O presidente da direção dos Bombeiros Voluntários de Arcos de Valdevez alertou para a inadequação do atual modelo de combate a incêndios rurais, defendendo a sua reformulação face ao aumento de ocorrências fora do período considerado crítico.

Em comunicado, Germano Amorim sublinhou que o sistema assente no Dispositivo Especial de Combate a Incêndios Rurais (DECIR), baseado no reforço sazonal de meios, “já não responde à realidade” que o país enfrenta.
Segundo o responsável, o número elevado de incêndios registados nos últimos dias no concelho de Arcos de Valdevez e em territórios vizinhos demonstra que o risco “é permanente” e não limitado aos meses de verão.
“O que estamos a viver não é exceção — é a nova normalidade”, afirmou, defendendo a criação de um dispositivo operacional ativo durante todo o ano.
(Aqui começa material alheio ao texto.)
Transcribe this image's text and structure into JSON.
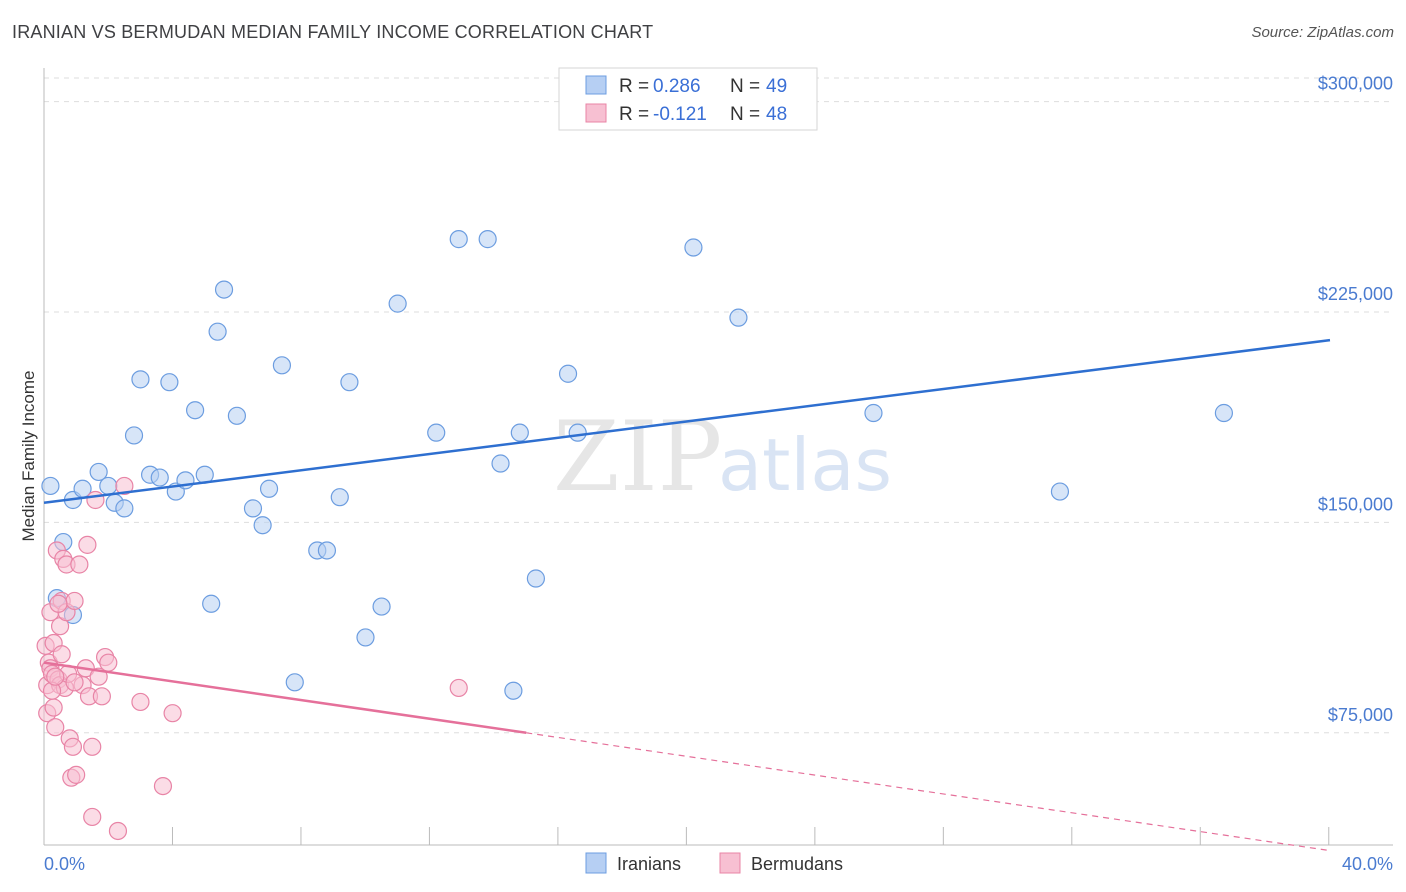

Germano Amorim criticou ainda a falta de meios fora da época de reforço, referindo que os bombeiros continuam a responder a ocorrências exigentes com recursos limitados, equipamentos desgastados e viaturas sujeitas a avarias frequentes.

“Os bombeiros estão no terreno muito antes da ativação do DECIR. Continuamos sem o reforço que só chega no verão”, apontou, considerando que a atual abordagem assenta numa lógica de “improvisação”.
O dirigente defendeu igualmente a profissionalização do setor, sustentando que Portugal não deve depender maioritariamente do voluntariado para dar resposta a um risco crescente e contínuo.
Apesar de reconhecer o papel “essencial” dos bombeiros voluntários, considerou que estes não podem continuar a ser a base estrutural do sistema de proteção e socorro.
Entre as medidas propostas, destacou a criação de equipas profissionais permanentes, o reforço do investimento ao longo de todo o ano, a manutenção regular de equipamentos e viaturas e uma maior articulação entre entidades operacionais.
As declarações surgem num contexto de sucessivas ocorrências de incêndios rurais na região do Alto Minho, numa altura em que ainda não foi ativado o dispositivo sazonal de reforço.